10.2.3 Service and infrastructure-related barriers
Some serious barriers in urban and peri-urban communities relate to issues of service and infrastructure (UNICEF, 2008). There may be inadequate sanitation and latrine facilities, in particular in schools. Public latrines are often not well kept and may be poorly ventilated and unclean, so people avoid using them because of an unpleasant stench. Moreover there are only a few child-friendly and disability-friendly latrines available. In households, there may be limited space for constructing latrines. Those who own houses which are rented may refuse to provide latrines. Poor ground conditions such as a high water table and loose soil may restrict design choices and technology options.
As for water supply, there may be an irregular flow of water in piped areas, and seasonal changes in water availability and quality. There may be high salinity or high fluoride content. Moreover there are often only a limited number of water sources, leading to long pipelines, and this can result in a long distance between water points and homes. Water points may be poorly maintained. There may also be limited availability of water purifying tablets or sachets.
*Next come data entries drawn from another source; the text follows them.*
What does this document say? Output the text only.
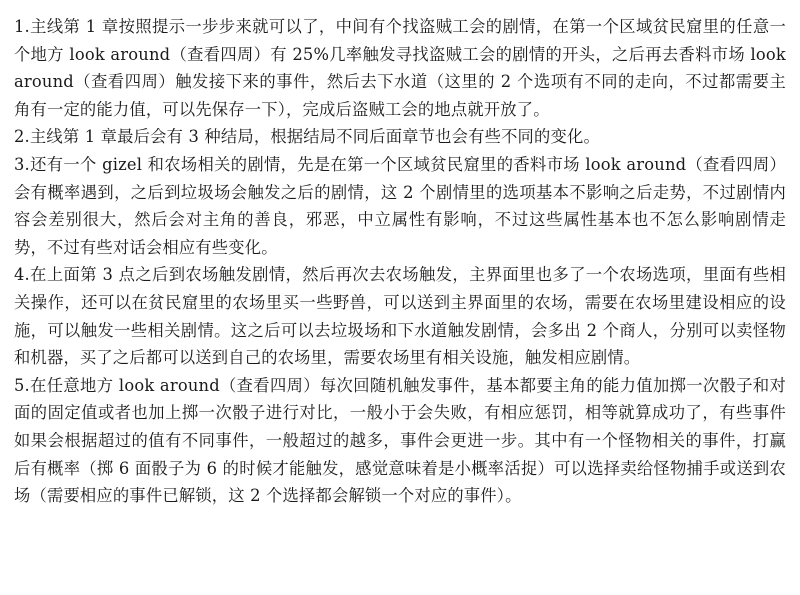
1.主线第 1 章按照提示一步步来就可以了，中间有个找盗贼工会的剧情，在第一个区域贫民窟里的任意一个地方 look around（查看四周）有 25%几率触发寻找盗贼工会的剧情的开头，之后再去香料市场 look around（查看四周）触发接下来的事件，然后去下水道（这里的 2 个选项有不同的走向，不过都需要主角有一定的能力值，可以先保存一下），完成后盗贼工会的地点就开放了。

2.主线第 1 章最后会有 3 种结局，根据结局不同后面章节也会有些不同的变化。

3.还有一个 gizel 和农场相关的剧情，先是在第一个区域贫民窟里的香料市场 look around（查看四周）会有概率遇到，之后到垃圾场会触发之后的剧情，这 2 个剧情里的选项基本不影响之后走势，不过剧情内容会差别很大，然后会对主角的善良，邪恶，中立属性有影响，不过这些属性基本也不怎么影响剧情走势，不过有些对话会相应有些变化。

4.在上面第 3 点之后到农场触发剧情，然后再次去农场触发，主界面里也多了一个农场选项，里面有些相关操作，还可以在贫民窟里的农场里买一些野兽，可以送到主界面里的农场，需要在农场里建设相应的设施，可以触发一些相关剧情。这之后可以去垃圾场和下水道触发剧情，会多出 2 个商人，分别可以卖怪物和机器，买了之后都可以送到自己的农场里，需要农场里有相关设施，触发相应剧情。

5.在任意地方 look around（查看四周）每次回随机触发事件，基本都要主角的能力值加掷一次骰子和对面的固定值或者也加上掷一次骰子进行对比，一般小于会失败，有相应惩罚，相等就算成功了，有些事件如果会根据超过的值有不同事件，一般超过的越多，事件会更进一步。其中有一个怪物相关的事件，打赢后有概率（掷 6 面骰子为 6 的时候才能触发，感觉意味着是小概率活捉）可以选择卖给怪物捕手或送到农场（需要相应的事件已解锁，这 2 个选择都会解锁一个对应的事件）。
With regard to waste disposal, municipal waste collection and sludge removal services may be absent or inadequate. Even if such services are present, they may be expensive. There may be only weak enforcement of municipal sanitation laws. In some urban areas, such as in Addis Ababa, litter bins are provided (Figure 10.8) but in others there may be no litter bins, or they may be expensive to provide, or rarely emptied. There may not be the appropriate vehicles available for removing sludge regularly from public latrine facilities.